Representative command:

.\llama-server.exe `
  -m D:\models\Qwen3.5-14B-Q4_K_M.gguf `
  --host 127.0.0.1 --port 8080 `
  -c 4096 -t 8 --parallel 1 --jinja `
  -ngl 999 `
  -ctk q8_0 -ctv q8_0 `
  -fa on

WSL

WSL is often the best compromise for Windows users who want a Linux-like workflow.

But it should be set up intentionally.

If you use WSL, do this properly

  • use WSL2
  • verify CUDA passthrough actually works
  • verify the GPU is visible inside WSL before you benchmark
  • keep model files on a performant filesystem path
  • avoid cross-filesystem overhead for hot workflows when possible

Typical validation steps:

nvidia-smi
./llama-cli --help
./llama-server --version

If WSL GPU passthrough is not working, you are not benchmarking the setup you think you are benchmarking.

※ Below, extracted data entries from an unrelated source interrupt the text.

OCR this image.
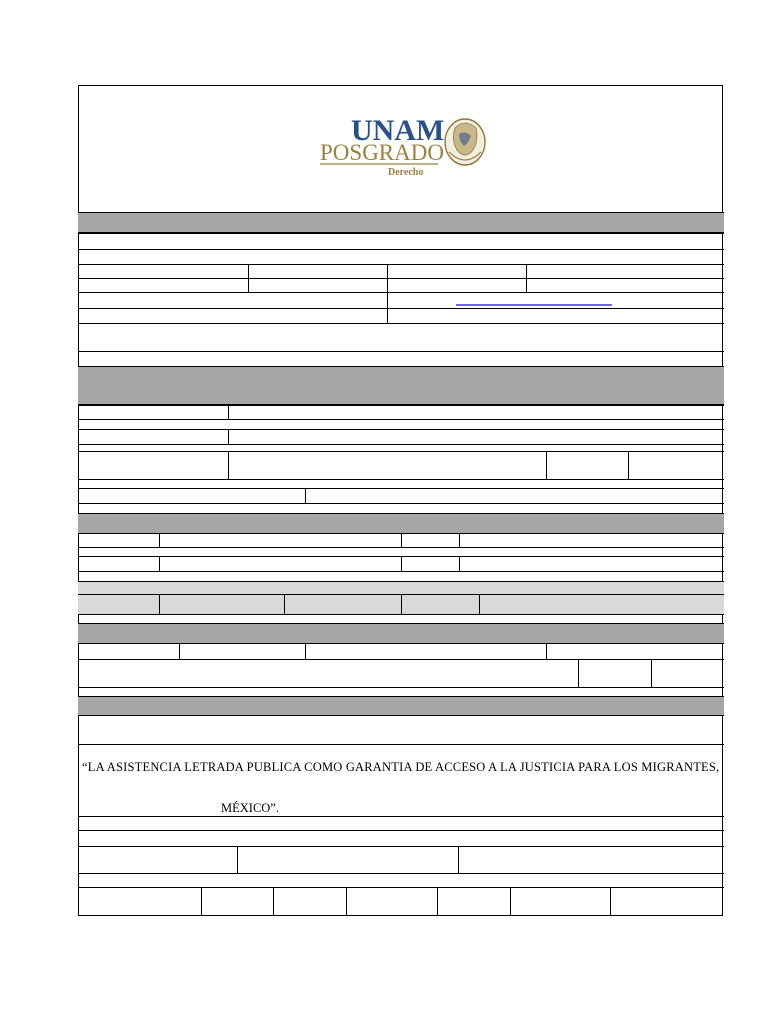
UNAM
POSGRADO
Derecho
“LA ASISTENCIA LETRADA PUBLICA COMO GARANTIA DE ACCESO A LA JUSTICIA PARA LOS MIGRANTES,
MÉXICO”.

How to choose quantization in practice

Default recommendation

If someone asks for a single practical answer:

Start with Q4_K_M.

Why:

  • it is usually the best first compromise
  • it keeps memory pressure down
  • it is more likely to fit fully or mostly in VRAM
  • it often delivers much better overall UX than a larger higher-quality quant that spills badly

When to move up

Try larger or heavier quants when:

  • the model already fits comfortably
  • you care more about quality than latency
  • you have enough VRAM headroom for both weights and KV cache

When to quantize KV cache more aggressively

Use q8_0 or q4_0 KV cache when:

  • context length is growing
  • multiple sessions exist
  • you are near the memory cliff

Practical sizing checklist

Before locking a model in:

  1. estimate weight footprint
  2. budget KV cache separately
  3. leave VRAM headroom for runtime overhead
  4. test TTFT, not just steady-state t/s
  5. test with realistic context, not toy prompts
  6. prefer the smaller model if the larger one spills too much

Failure modes

Failure modeWhat it looks likeWhat usually caused it
”It loads but feels slow”very high TTFT, weak decode speedtoo much offload to system RAM
OOM at higher contextworks at 2K, fails at 8KKV cache budget ignored
GPU underutilizedlow throughput despite CUDAhost-memory bottleneck or poor offload split
WSL confusioninconsistent resultsGPU passthrough or storage-path issues

Architecture Diagram

llama.cpp GPU offload bandwidth cliff

This animated SVG shows the practical tuning story: increase -ngl, watch nvidia-smi, and stop at the highest stable GPU residency point before VRAM pressure turns hybrid offload into a RAM bottleneck.

Takeaway

The real local inference rule is simple:

A model that mostly fits in fast memory beats a larger model that technically loads through spillover.

That is why Q4_K_M is often the right default, why KV cache quantization matters, and why hybrid offload should be treated as a measured engineering tradeoff instead of a free upgrade.